Optimizing the example code using Prepack, we end up with a wooping 663 characters instead of the original 262.

The time the VM spends parsing your bundle before anything happens seems like a big topic right now.

What does this mean for your application? Should you use Prepack or not, once it becomes ready for production? The answer will probably end up being: “it depends”. At least that’s what the conversation with Christoph Pojer and colleagues came down to.

Here is why. The size of your bundle is most likely the biggest factor in how quickly your users will be able to interact with the page.
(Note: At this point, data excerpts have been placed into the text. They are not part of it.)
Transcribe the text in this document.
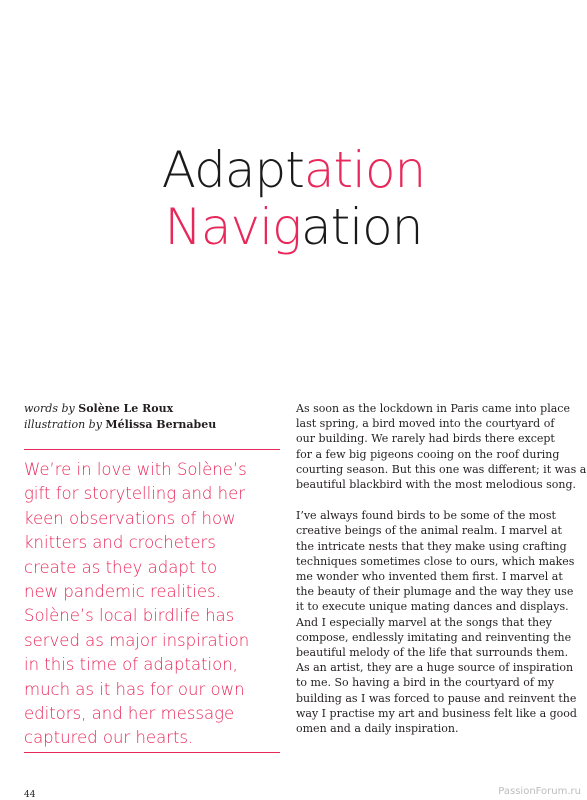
Adaptation
Navigation
words by Solène Le Roux
illustration by Mélissa Bernabeu

We’re in love with Solène’s
gift for storytelling and her
keen observations of how
knitters and crocheters
create as they adapt to
new pandemic realities.
Solène’s local birdlife has
served as major inspiration
in this time of adaptation,
much as it has for our own
editors, and her message
captured our hearts.

As soon as the lockdown in Paris came into place
last spring, a bird moved into the courtyard of
our building. We rarely had birds there except
for a few big pigeons cooing on the roof during
courting season. But this one was different; it was a
beautiful blackbird with the most melodious song.

I’ve always found birds to be some of the most
creative beings of the animal realm. I marvel at
the intricate nests that they make using crafting
techniques sometimes close to ours, which makes
me wonder who invented them first. I marvel at
the beauty of their plumage and the way they use
it to execute unique mating dances and displays.
And I especially marvel at the songs that they
compose, endlessly imitating and reinventing the
beautiful melody of the life that surrounds them.
As an artist, they are a huge source of inspiration
to me. So having a bird in the courtyard of my
building as I was forced to pause and reinvent the
way I practise my art and business felt like a good
omen and a daily inspiration.

44	PassionForum.ru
However, the time the browser spends parsing your code before it can execute might add significantly to that time. Parsing performance seems like a big topic right now. Addy Osmani touched on it at JSConf EU and Marja Hölttä gave an entire talk about how Chrome parses JavaScript. If the parsing time you save by optimizing with Prepack outweighs any additional load time due to an increased bundle size, it is worth using Prepack. Otherwise, probably not.

Personally, I was not aware of these performance implications. And having focussed so much on chunk sizes in the build output (see my post on upgrading to webpack 2 for more details on the topic), I had totally missed the point of Prepack. After some conversations on the topic with other developers, it seems I was not the only one, though.